Was The Windows Registry a Good Idea?

One of the hot new features introduced with Windows 95 was the Windows Registry. The Windows Registry offered a centralized database-like location to store application and system settings. No more plain text .INI files splattered all over your system. Instead, issue a few easy API calls and your application settings are safely nestled away deep inside the registry hive.

But after living with the Windows Registry for more than a decade, I'm starting to wonder if we were better off with those .INI files.

I understand the need to store truly system-wide settings in one place. Let the operating system store settings however it deems fit. The real problem with the registry is that it was exposed to the outside world. Instead of being a secure, central hive for only the most essential and global settings, over time the registry has slowly become a trash heap of miscellaneous junk settings for every rinky-dink application on the planet.

Woe to the poor computer user who naively attempts to manipulate the filesystem without first supplicating to the Registry Gods. Manipulating the filesystem is utterly obvious, completely intuitive, and unfortunately also the fastest way to break an application in Windows. You have to reconcile almost everything you do in the filesystem with that opaque, unforgiving binary blob of data known as the Windows Registry.

For instance, when I upgrade and reinstall Windows, most of the games I have installed on my secondary drive are instantly broken because they store cd-key and (redundant) path information in the registry. The game vendors' support teams will tell you to reinstall all your games and patches. Personally, I'd rather search forums and spelunk through the registry to manually recreate the two or three registry keys the game is looking for.

My life would be a heck of a lot easier if per-application settings were stored in a place I could easily see them, manipulate them, and back them up. Like, say... in INI files.

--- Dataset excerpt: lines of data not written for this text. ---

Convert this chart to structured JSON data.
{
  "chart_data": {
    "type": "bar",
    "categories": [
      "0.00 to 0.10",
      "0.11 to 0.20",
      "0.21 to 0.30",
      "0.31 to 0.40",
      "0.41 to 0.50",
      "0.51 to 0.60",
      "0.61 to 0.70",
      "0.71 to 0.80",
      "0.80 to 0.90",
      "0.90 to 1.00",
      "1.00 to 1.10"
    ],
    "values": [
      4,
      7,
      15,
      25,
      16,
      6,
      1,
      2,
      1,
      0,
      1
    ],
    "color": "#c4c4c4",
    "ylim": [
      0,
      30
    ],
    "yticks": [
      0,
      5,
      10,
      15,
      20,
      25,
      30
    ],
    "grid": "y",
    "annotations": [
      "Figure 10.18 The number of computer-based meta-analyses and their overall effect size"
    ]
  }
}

There is an alternative, though. If Windows applications weren't so busy mindlessly piling all their settings on the registry garbage dump with everyone else, they could elect to follow the new, much saner Windows Vista conventions for storing application-specific data:

/Users/Jeff/AppData/Local
/Users/Jeff/AppData/LocalLow
/Users/Jeff/AppData/Roaming

Local and LocalLow are for bits of application data that are truly machine-specific. Roaming is for non-machine specific settings that will follow the user. That's where the lion's share of the application settings will be. It's all explained in the Roaming User Data Deployment Guide (Word doc). However, these are still user-specific settings, obviously, as they're under the /Users folder. I can't find any new Windows filesystem convention for system level, non-user-specific settings. I suppose that's still Ye Olde Registry by default.

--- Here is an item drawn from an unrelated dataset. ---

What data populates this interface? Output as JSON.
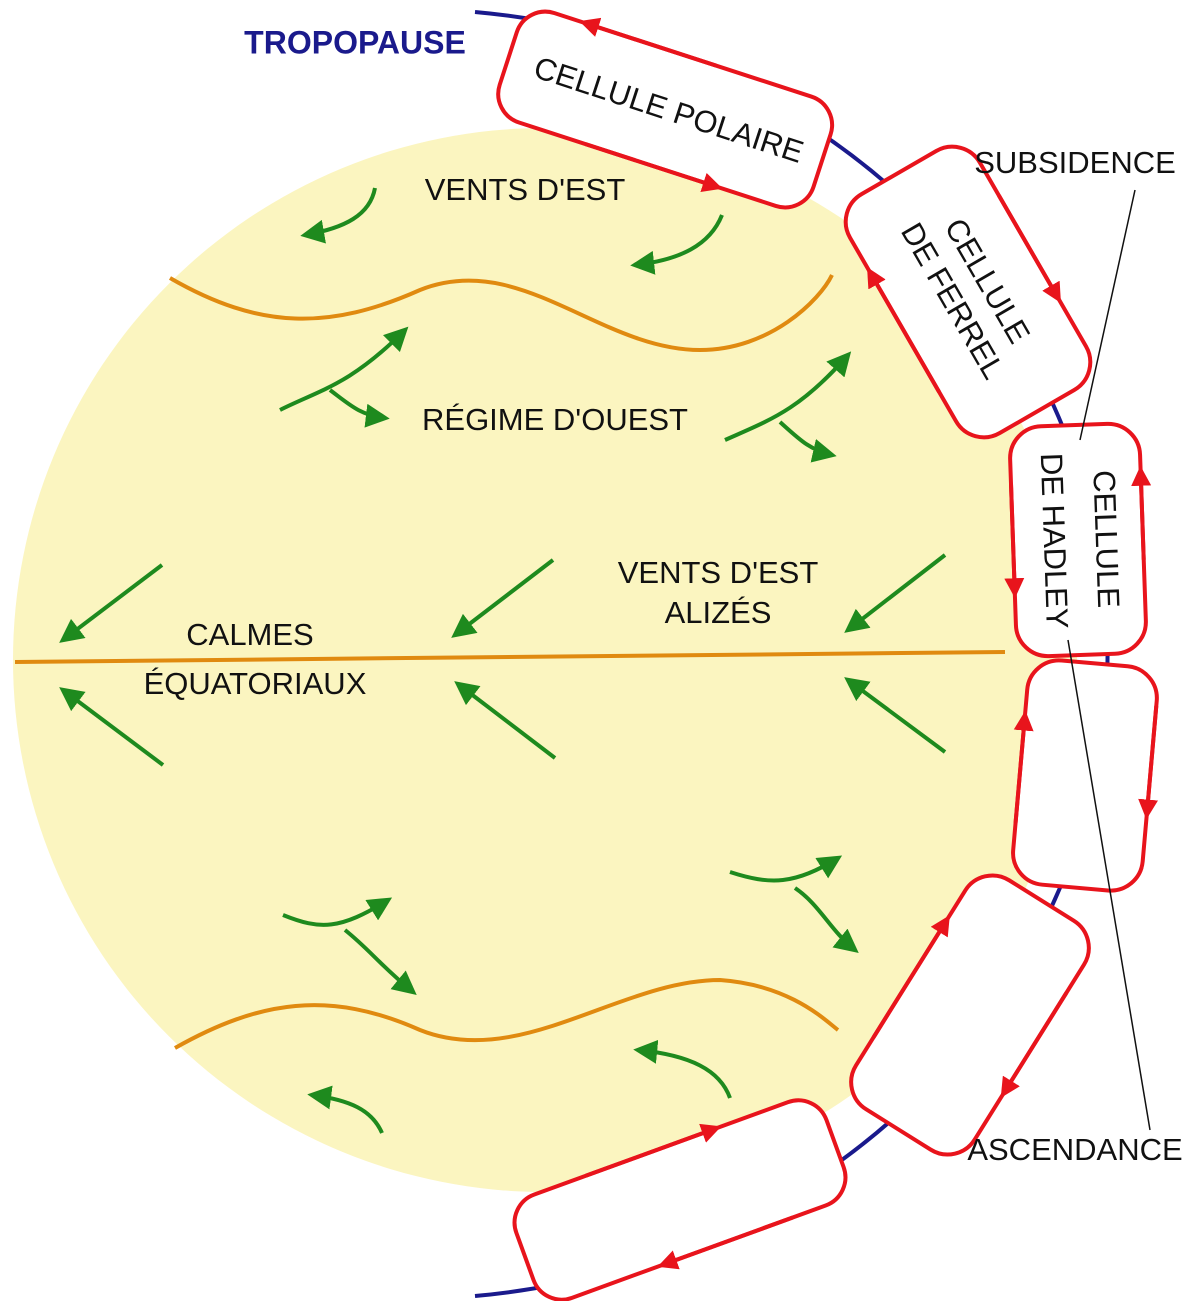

It is possible to write Windows applications that don't use the registry in any way. These are some of my favorite applications. But they're also the most rare and precious of all applications in the Windows software ecosystem.

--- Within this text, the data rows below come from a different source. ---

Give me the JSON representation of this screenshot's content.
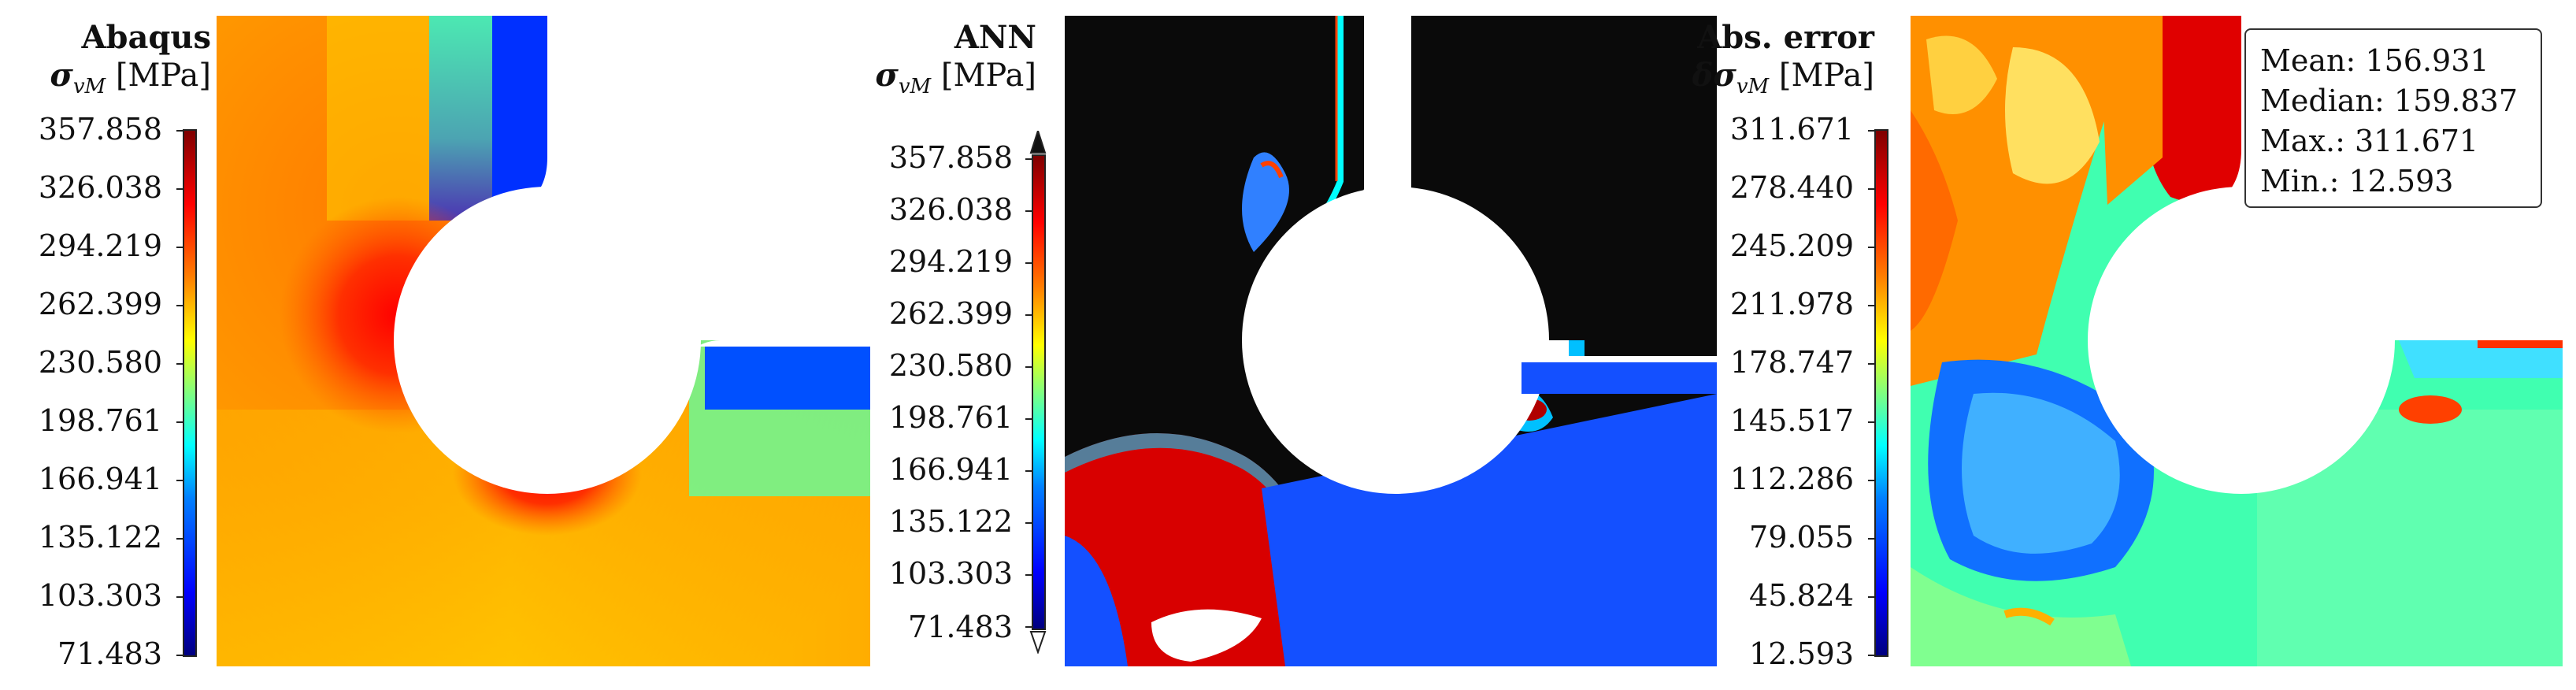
{
  "panels": [
    {
      "title": "Abaqus",
      "symbol": "σ",
      "symbol_sub": "vM",
      "unit": "[MPa]",
      "colormap": "jet",
      "ticks": [
        "357.858",
        "326.038",
        "294.219",
        "262.399",
        "230.580",
        "198.761",
        "166.941",
        "135.122",
        "103.303",
        "71.483"
      ]
    },
    {
      "title": "ANN",
      "symbol": "σ",
      "symbol_sub": "vM",
      "unit": "[MPa]",
      "colormap": "jet",
      "ticks": [
        "357.858",
        "326.038",
        "294.219",
        "262.399",
        "230.580",
        "198.761",
        "166.941",
        "135.122",
        "103.303",
        "71.483"
      ]
    },
    {
      "title": "Abs. error",
      "symbol": "δσ",
      "symbol_sub": "vM",
      "unit": "[MPa]",
      "colormap": "jet",
      "ticks": [
        "311.671",
        "278.440",
        "245.209",
        "211.978",
        "178.747",
        "145.517",
        "112.286",
        "79.055",
        "45.824",
        "12.593"
      ]
    }
  ],
  "stats": {
    "mean": "Mean: 156.931",
    "median": "Median: 159.837",
    "max": "Max.: 311.671",
    "min": "Min.: 12.593"
  }
}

Over time, it's fair to say that I've grown to hate the Windows Registry. How do I hate it? Let me count the ways:

  • The registry is a single point of failure. That's why every single registry editing tip you'll ever find starts with a big fat screaming disclaimer about how you can break your computer with regedit.
  • The registry is opaque and binary. As much as I dislike the angle bracket tax, at least XML config files are reasonably human-readable, and they allow as many comments as you see fit.
  • The registry has to be in sync with the filesystem. Delete an application without "uninstalling" it and you're left with stale registry cruft. Or if an app has a poorly written uninstaller. The filesystem is no longer the statement of record-- it has to be kept in sync with the registry somehow. It's a total violation of the DRY principle.
  • The registry is monolithic. Let's say you wanted to move an application to a different path on your machine, or even to a different machine altogether. Good luck extracting the relevant settings for that one particular application from the giant registry tarball. A given application typically has dozens of settings strewn all over the registry.

What's depressing about all of this is how prescient the UNIX conventions are in retrospect. How many billions of man-hours could we have saved by now if some early Windows NT 3.0 or 3.5 developers had decided to turn off public access to the registry, and transparently redirected the public registry API calls so they followed simpler, UNIX-like filesystem storage conventions instead?